The recipe is largely the same as it has been for more than three decades: Sacramento tomato juice, Tabasco sauce, Lea & Perrins Worcestershire sauce, horseradish, a little A.1. steak sauce and a little pickle juice.
“We don’t use substitutes because having all those good ingredients makes all the difference,” Larsen said.
The drink has always been popular at Fall Fest, said Delmar “Pickle” Olson, who owned Husby’s from 1979 to 1991, when it was a dive in every glorious sense of the word. But the Bloody became “a thing” with the promotion of Arlyn “Oscar” Johnson when he bought the bar in 1991.
Johnson built a huge outdoor Fall Fest bar to wrap around the garage adjacent to Husby’s (now the Garage Bar, but then a sign shop) and started pumping out Bloodys by the dozen. Olson said the recipe was the same, but its billing had changed to “Oscar’s Famous Bloody Mary,” with sweatshirts to spread the word.

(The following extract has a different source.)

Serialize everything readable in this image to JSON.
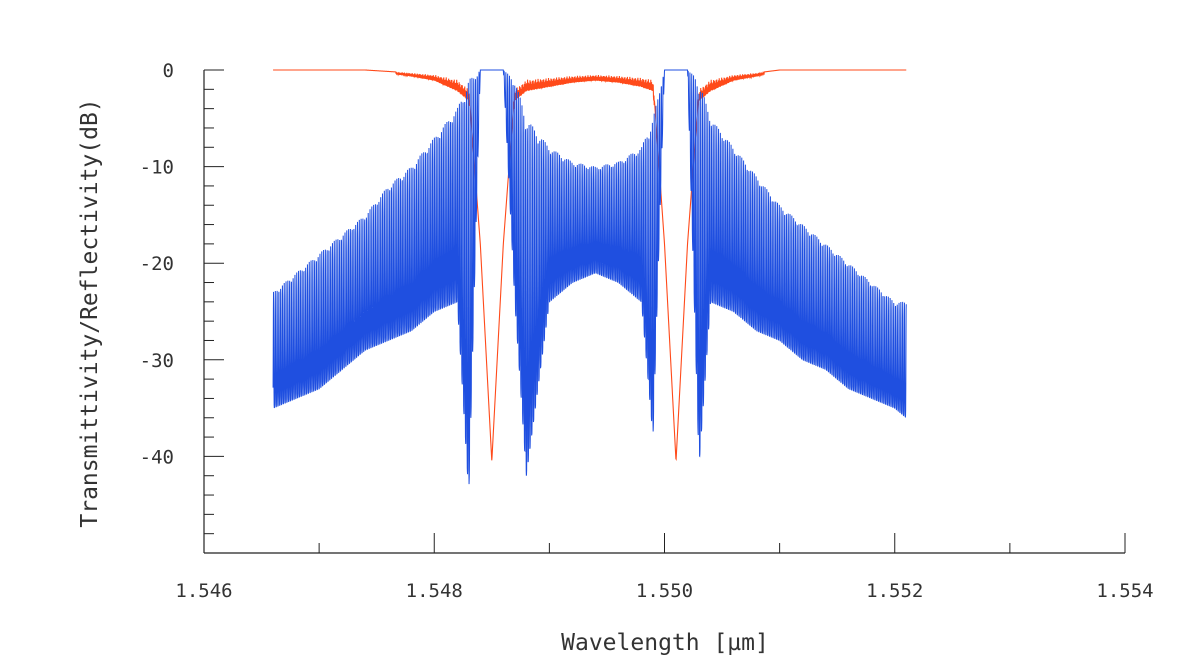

Johnson may not have been the mastermind behind the recipe, but he was particular about getting it right at Fall Fest. He was known to stalk the assembly line, ensuring that cups were packed with ice, watching the pour of the vodka, shouting if a Bloody was about to be served without a pickle and celery salt.
Johnson died in 2004, but his attention to detail has been passed down year after year, and on to the bar’s current owners, John Sawyer, Chad Kodanko and James Larsen. The last detail on Thursday night is getting all the ingredients mixed evenly.
“There’s always a fight over who gets to be the jug shaker,” Larsen said.
By Saturday morning, a second assembly line is hitting its stride at 9 am as thousands of revelers descend on Sister Bay to line the streets for the Fall Fest parade. One person fills cups with ice, another pours the vodka, a third pours the mix, and one more adds the pickle, celery salt and a more recent piece of flair: a cheese whip. They’re made a tray at a time, 70 in each tray, and almost as soon as the tray is full, it’s emptied by the bartenders.
“Between 9 am and 1 pm on Saturday, we never stop making them,” Larsen said.